If you're an Instagram user and have noticed a dip in photoshopped images on your feed, don't be alarmed. The Facebook-owned app has started flagging digitally altered images as "false information", and this includes photoshopped pictures that have been altered to look aesthetically pleasing.

Say 'no' to photoshop

The new feature is part of Facebook's efforts to combat the spread of fake news and misinformation. While Instagram hasn't clearly outlined what it considers as "false information," a post will have to go through third-party fact-checkers for approval before it gets uploaded on the platform.

Instagram
An example of a digitally altered image on Instagram. Instagram / @amelialiana

However, this has raised concerns among photographers and left them wondering whether the system is taking things too far with its policing. One such photographer is San Francisco-based Toby Harriman who came across an image posted by Instagram user MIX Society while browsing through his Instagram feed and found that the image had been labelled as "false" and shared it on Facebook.

Facebook / Toby Harriman

The image in question is of a man standing atop rainbow-hued mountains, which quite clearly is not a real place and evidently altered for artistic reasons. "Looks like Instagram x Facebook will start tagging false photos/digital art," Harriman wrote.

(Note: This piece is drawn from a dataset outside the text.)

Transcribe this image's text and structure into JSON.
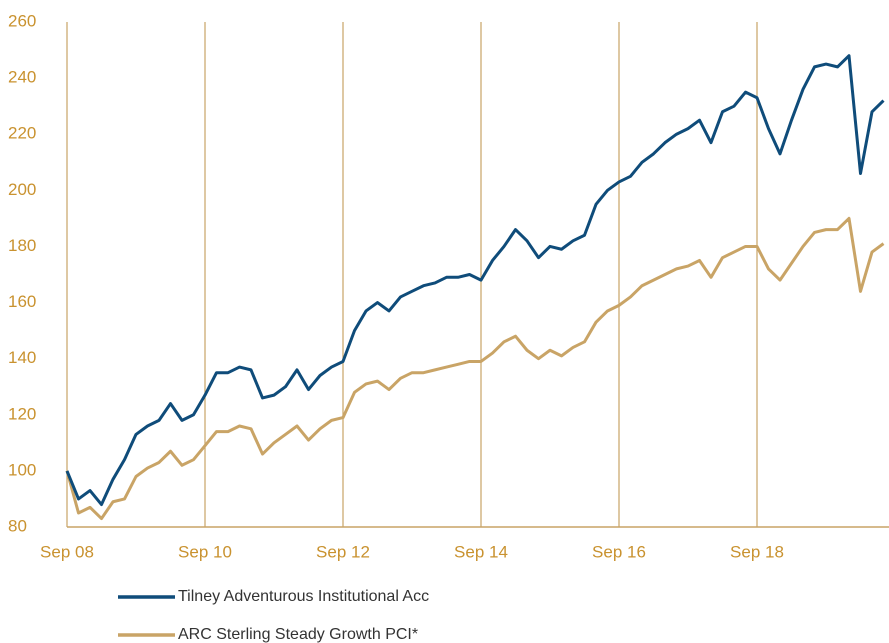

A Twitter user with the handle @LaBeautyologist also came across a similar warning on Instagram displayed under a post about the devastating bushfires in Australia.

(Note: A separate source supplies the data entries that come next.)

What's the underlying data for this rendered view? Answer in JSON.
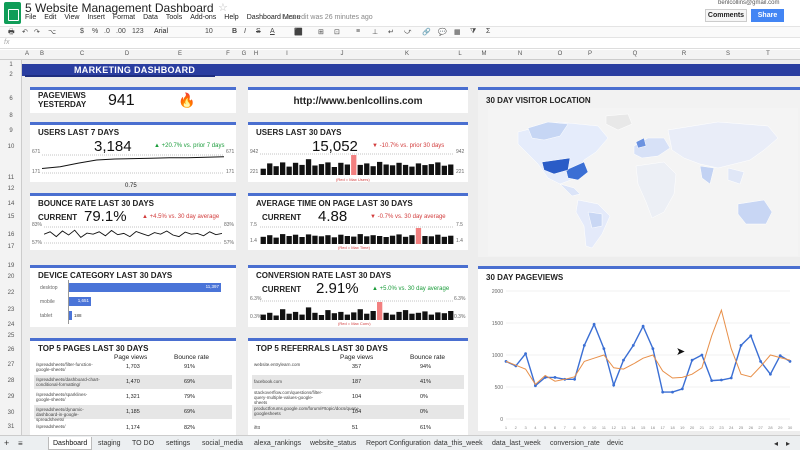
{
  "app": {
    "doc_title": "5 Website Management Dashboard",
    "menu": [
      "File",
      "Edit",
      "View",
      "Insert",
      "Format",
      "Data",
      "Tools",
      "Add-ons",
      "Help",
      "Dashboard Menu"
    ],
    "last_edit": "Last edit was 26 minutes ago",
    "user_email": "benlcollins@gmail.com",
    "comments_label": "Comments",
    "share_label": "Share",
    "font_name": "Arial",
    "font_size": "10",
    "cursor_type": "arrow"
  },
  "columns": [
    "A",
    "B",
    "C",
    "D",
    "E",
    "F",
    "G",
    "H",
    "I",
    "J",
    "K",
    "L",
    "M",
    "N",
    "O",
    "P",
    "Q",
    "R",
    "S",
    "T"
  ],
  "rows": [
    "1",
    "2",
    "6",
    "8",
    "9",
    "10",
    "11",
    "12",
    "14",
    "15",
    "16",
    "17",
    "19",
    "20",
    "22",
    "23",
    "24",
    "25",
    "26",
    "27",
    "28",
    "29",
    "30",
    "31",
    "32",
    "33",
    "34"
  ],
  "colors": {
    "accent": "#4a6fd0",
    "band": "#2a3ea0",
    "positive": "#1a9c3a",
    "negative": "#d23c3c",
    "bar": "#111111",
    "bar_highlight": "#f28080",
    "line_blue": "#3b6fd4",
    "line_orange": "#e8904a"
  },
  "dashboard": {
    "title": "MARKETING DASHBOARD",
    "pageviews_label": "PAGEVIEWS YESTERDAY",
    "pageviews_value": "941",
    "url": "http://www.benlcollins.com",
    "visitor_location_title": "30 DAY VISITOR LOCATION",
    "users7": {
      "title": "USERS LAST 7 DAYS",
      "value": "3,184",
      "change": "▲ +20.7% vs. prior 7 days",
      "max": "671",
      "min": "171",
      "extra": "0.75",
      "series": [
        0.25,
        0.35,
        0.55,
        0.72,
        0.78,
        0.8,
        0.82,
        0.85,
        0.85,
        0.87,
        0.9
      ]
    },
    "users30": {
      "title": "USERS LAST 30 DAYS",
      "value": "15,052",
      "change": "▼ -10.7% vs. prior 30 days",
      "max": "942",
      "min": "221",
      "note": "(Red = Max Users)"
    },
    "bounce": {
      "title": "BOUNCE RATE LAST 30 DAYS",
      "current": "CURRENT",
      "value": "79.1%",
      "change": "▲ +4.5% vs. 30 day average",
      "max": "83%",
      "min": "57%"
    },
    "time": {
      "title": "AVERAGE TIME ON PAGE LAST 30 DAYS",
      "current": "CURRENT",
      "value": "4.88",
      "change": "▼ -0.7% vs. 30 day average",
      "max": "7.5",
      "min": "1.4",
      "note": "(Red = Max Time)"
    },
    "device": {
      "title": "DEVICE CATEGORY LAST 30 DAYS",
      "items": [
        {
          "label": "desktop",
          "value": "11,397",
          "frac": 1.0
        },
        {
          "label": "mobile",
          "value": "1,651",
          "frac": 0.145
        },
        {
          "label": "tablet",
          "value": "188",
          "frac": 0.017
        }
      ]
    },
    "conversion": {
      "title": "CONVERSION RATE LAST 30 DAYS",
      "current": "CURRENT",
      "value": "2.91%",
      "change": "▲ +5.0% vs. 30 day average",
      "max": "6.3%",
      "min": "0.3%",
      "note": "(Red = Max Conv)"
    },
    "pageviews30": {
      "title": "30 DAY PAGEVIEWS"
    },
    "top_pages": {
      "title": "TOP 5 PAGES LAST 30 DAYS",
      "h1": "Page views",
      "h2": "Bounce rate",
      "rows": [
        {
          "page": "/spreadsheets/filter-function-google-sheets/",
          "views": "1,703",
          "rate": "91%"
        },
        {
          "page": "/spreadsheets/dashboard-chart-conditional-formatting/",
          "views": "1,470",
          "rate": "69%"
        },
        {
          "page": "/spreadsheets/sparklines-google-sheets/",
          "views": "1,321",
          "rate": "79%"
        },
        {
          "page": "/spreadsheets/dynamic-dashboard-in-google-spreadsheets/",
          "views": "1,185",
          "rate": "69%"
        },
        {
          "page": "/spreadsheets/",
          "views": "1,174",
          "rate": "82%"
        }
      ]
    },
    "top_referrals": {
      "title": "TOP 5 REFERRALS LAST 30 DAYS",
      "h1": "Page views",
      "h2": "Bounce rate",
      "rows": [
        {
          "ref": "website.entrylearn.com",
          "views": "357",
          "rate": "94%"
        },
        {
          "ref": "facebook.com",
          "views": "187",
          "rate": "41%"
        },
        {
          "ref": "stackoverflow.com/questions/filter-query-multiple-values-google-sheets",
          "views": "104",
          "rate": "0%"
        },
        {
          "ref": "productforums.google.com/forum/#!topic/docs/query-googlesheets",
          "views": "104",
          "rate": "0%"
        },
        {
          "ref": "ifttt",
          "views": "51",
          "rate": "61%"
        }
      ]
    }
  },
  "chart_data": [
    {
      "type": "bar",
      "title": "USERS LAST 30 DAYS",
      "values": [
        30,
        55,
        42,
        60,
        40,
        58,
        48,
        75,
        45,
        52,
        60,
        38,
        58,
        50,
        95,
        48,
        55,
        42,
        62,
        50,
        46,
        58,
        48,
        40,
        55,
        47,
        52,
        60,
        44,
        50
      ],
      "highlight_index": 14
    },
    {
      "type": "bar",
      "title": "AVERAGE TIME ON PAGE LAST 30 DAYS",
      "values": [
        45,
        55,
        40,
        62,
        50,
        58,
        44,
        60,
        52,
        48,
        55,
        42,
        58,
        50,
        46,
        62,
        48,
        55,
        50,
        44,
        52,
        60,
        45,
        55,
        100,
        50,
        48,
        58,
        45,
        52
      ],
      "highlight_index": 24
    },
    {
      "type": "bar",
      "title": "CONVERSION RATE LAST 30 DAYS",
      "values": [
        30,
        40,
        25,
        60,
        35,
        45,
        30,
        70,
        40,
        28,
        55,
        38,
        45,
        30,
        42,
        60,
        35,
        50,
        100,
        40,
        30,
        45,
        55,
        35,
        40,
        48,
        30,
        42,
        38,
        50
      ],
      "highlight_index": 18
    },
    {
      "type": "line",
      "title": "BOUNCE RATE LAST 30 DAYS",
      "values": [
        0.55,
        0.7,
        0.4,
        0.75,
        0.5,
        0.8,
        0.35,
        0.62,
        0.55,
        0.7,
        0.45,
        0.78,
        0.52,
        0.6,
        0.4,
        0.72,
        0.58,
        0.45,
        0.65,
        0.55,
        0.75,
        0.5,
        0.4,
        0.68,
        0.55,
        0.6,
        0.45,
        0.7,
        0.52,
        0.6
      ]
    },
    {
      "type": "line",
      "title": "30 DAY PAGEVIEWS",
      "ylim": [
        0,
        2000
      ],
      "ticks": [
        "2000",
        "1500",
        "1000",
        "500",
        "0"
      ],
      "series": [
        {
          "name": "blue",
          "values": [
            900,
            830,
            1020,
            520,
            650,
            650,
            620,
            620,
            1150,
            1480,
            1100,
            530,
            920,
            1150,
            1450,
            1100,
            420,
            420,
            470,
            920,
            1000,
            600,
            610,
            640,
            1150,
            1300,
            900,
            700,
            990,
            900
          ]
        },
        {
          "name": "orange",
          "values": [
            900,
            840,
            780,
            540,
            680,
            590,
            620,
            660,
            900,
            950,
            1000,
            800,
            780,
            860,
            950,
            1000,
            750,
            640,
            650,
            700,
            800,
            1300,
            1700,
            1100,
            700,
            660,
            820,
            1000,
            960,
            920
          ]
        }
      ]
    }
  ],
  "tabs": [
    "Dashboard",
    "staging",
    "TO DO",
    "settings",
    "social_media",
    "alexa_rankings",
    "website_status",
    "Report Configuration",
    "data_this_week",
    "data_last_week",
    "conversion_rate",
    "devic"
  ],
  "toolbar_glyphs": {
    "print": "🖶",
    "undo": "↶",
    "redo": "↷",
    "paint": "⌥",
    "dollar": "$",
    "pct": "%",
    "dec0": ".0",
    "dec00": ".00",
    "num": "123",
    "bold": "B",
    "italic": "I",
    "strike": "S",
    "textA": "A",
    "fill": "⬛",
    "borders": "⊞",
    "merge": "⊡",
    "align": "≡",
    "valign": "⊥",
    "wrap": "↵",
    "rotate": "⤻",
    "link": "🔗",
    "comment": "💬",
    "chart": "▦",
    "filter": "⧩",
    "sigma": "Σ",
    "fire": "🔥"
  }
}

What happens once a post is flagged?

Once a post is flagged, Instagram makes it harder to find by removing it from the Explore feed, Hashtag pages, and is automatically flagged in future posts.

Instagram has said that it uses "a combination of feedback from our community and technology" to identify which photos to pass onto third-party independent fact-checkers and If those fact-checkers determine that a photo is fake, it's hidden behind a warning message before anyone can view it. This means that while the post might still be visible in a feed or a user's profile, when one clicks on it to view it in full screen, users will see a warning as shown in the post above.

"Interesting to see this and curious if it's a bit too far," Harriman added. "As much as I do love it to help better associate real vs Photoshop. I also have a huge respect for digital art and don't want to have to click through barriers to see it."